Si le monde doit s’adapter aux évènements climatiques extrêmes de plus en plus fréquents, il y a une réelle responsabilité des pays dits développés dans la réduction de leur impact carbone comme dans l’aide au développement, l’aide technologique et financière que nous devons apporter aux pays avec qui nous entretenons des relations de domination économique. Nous devons réinventer nos relations entre les peuples, et nos relations économiques nord/sud en ce sens. C’est la condition pour trouver des solutions pérennes aux enjeux migratoires.

À l’aube d’un débat surréaliste autour de la « loi immigration », la question des migrations et des réfugiés climatiques est un enjeu humain et politique.
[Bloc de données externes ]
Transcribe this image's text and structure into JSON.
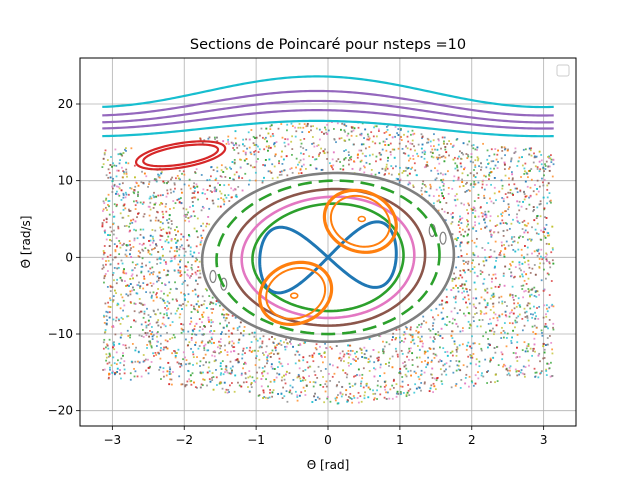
{
  "chart_data": {
    "type": "scatter",
    "title": "Sections de Poincaré pour nsteps =10",
    "xlabel": "Θ [rad]",
    "ylabel": "Θ̇ [rad/s]",
    "xlim": [
      -3.45,
      3.45
    ],
    "ylim": [
      -22,
      26
    ],
    "xticks": [
      -3,
      -2,
      -1,
      0,
      1,
      2,
      3
    ],
    "xtick_labels": [
      "−3",
      "−2",
      "−1",
      "0",
      "1",
      "2",
      "3"
    ],
    "yticks": [
      -20,
      -10,
      0,
      10,
      20
    ],
    "ytick_labels": [
      "−20",
      "−10",
      "0",
      "10",
      "20"
    ],
    "grid": true,
    "legend": {
      "location": "upper right",
      "entries": []
    },
    "chaotic_sea": {
      "colors": [
        "#bcbd22",
        "#d62728",
        "#ff7f0e",
        "#8c564b",
        "#7f7f7f",
        "#2ca02c",
        "#1f77b4",
        "#e377c2",
        "#17becf"
      ],
      "x_range": [
        -3.14,
        3.14
      ],
      "description_free": true
    },
    "series": [
      {
        "kind": "rotational",
        "color": "#17becf",
        "y0": 21.6,
        "amp": 2.0
      },
      {
        "kind": "rotational",
        "color": "#9467bd",
        "y0": 20.1,
        "amp": 1.6
      },
      {
        "kind": "rotational",
        "color": "#9467bd",
        "y0": 19.0,
        "amp": 1.4
      },
      {
        "kind": "rotational",
        "color": "#9467bd",
        "y0": 18.0,
        "amp": 1.2
      },
      {
        "kind": "rotational",
        "color": "#17becf",
        "y0": 16.8,
        "amp": 1.0
      },
      {
        "kind": "island",
        "color": "#d62728",
        "cx": -2.05,
        "cy": 13.3,
        "rx": 0.62,
        "ry": 1.6,
        "tilt": 0.45
      },
      {
        "kind": "island",
        "color": "#d62728",
        "cx": -2.05,
        "cy": 13.3,
        "rx": 0.52,
        "ry": 1.2,
        "tilt": 0.45
      },
      {
        "kind": "oval",
        "color": "#7f7f7f",
        "rx": 1.75,
        "ry": 11.0
      },
      {
        "kind": "oval",
        "color": "#2ca02c",
        "rx": 1.55,
        "ry": 10.0,
        "dashed": true
      },
      {
        "kind": "oval",
        "color": "#8c564b",
        "rx": 1.35,
        "ry": 8.9
      },
      {
        "kind": "oval",
        "color": "#e377c2",
        "rx": 1.2,
        "ry": 7.9
      },
      {
        "kind": "oval",
        "color": "#2ca02c",
        "rx": 1.05,
        "ry": 7.0
      },
      {
        "kind": "figure8",
        "color": "#1f77b4"
      },
      {
        "kind": "lobe",
        "color": "#ff7f0e",
        "cx": 0.45,
        "cy": 4.7,
        "rx": 0.5,
        "ry": 4.0
      },
      {
        "kind": "lobe",
        "color": "#ff7f0e",
        "cx": -0.45,
        "cy": -4.7,
        "rx": 0.5,
        "ry": 4.0
      },
      {
        "kind": "center",
        "color": "#ff7f0e",
        "x": 0.47,
        "y": 5.0
      },
      {
        "kind": "center",
        "color": "#ff7f0e",
        "x": -0.47,
        "y": -5.0
      }
    ]
  }
}
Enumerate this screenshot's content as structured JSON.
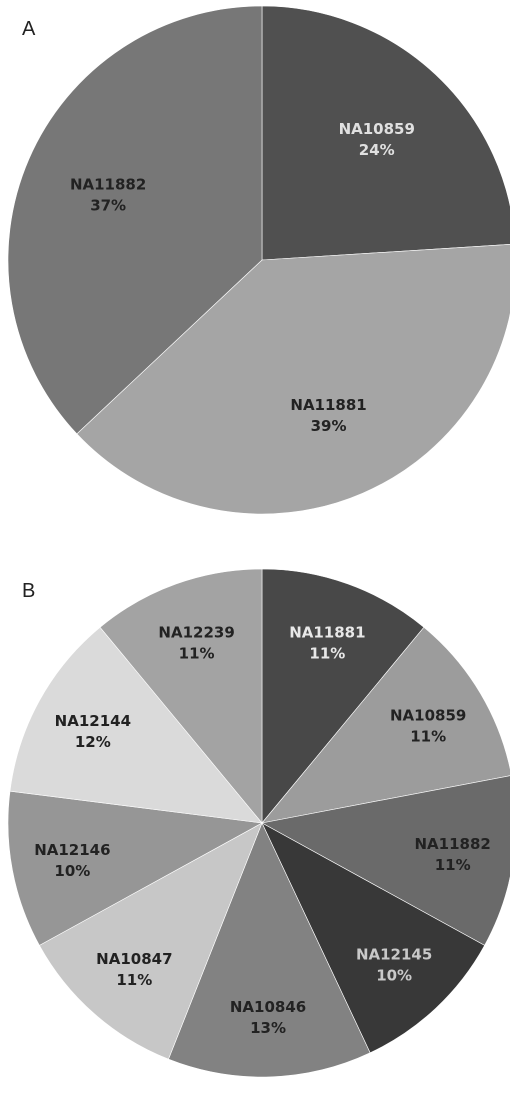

Toute approche autoritaire des questions migratoires n’accouchera que de drames et de récupération politique infame, comme en ce moment à Lampedusa.

Le peuple libyen aurait sans doute été mieux préparé à la catastrophe si son pays n’avait pas subi, en plus d’une dictature, les prédations des grandes puissances, en particulier celles de la France. Si nous voulons redéfinir les relations internationales de notre pays avec plus de coopérations et d’horizontalité, à l’heure où le corps diplomatique vient d’être supprimé, il faudra sans doute retrouver une certaine dimension de justice et d’honneur.

Yann Leroy

responsable Maghreb-Égypte au secteur international du PCF

 

1. Source : UNICEF

2. Petteri Taalas, secrétaire général de l’Organisation météorologique mondiale qui dépend de l’ONU.

3. 97.30 % des exportations en 2013.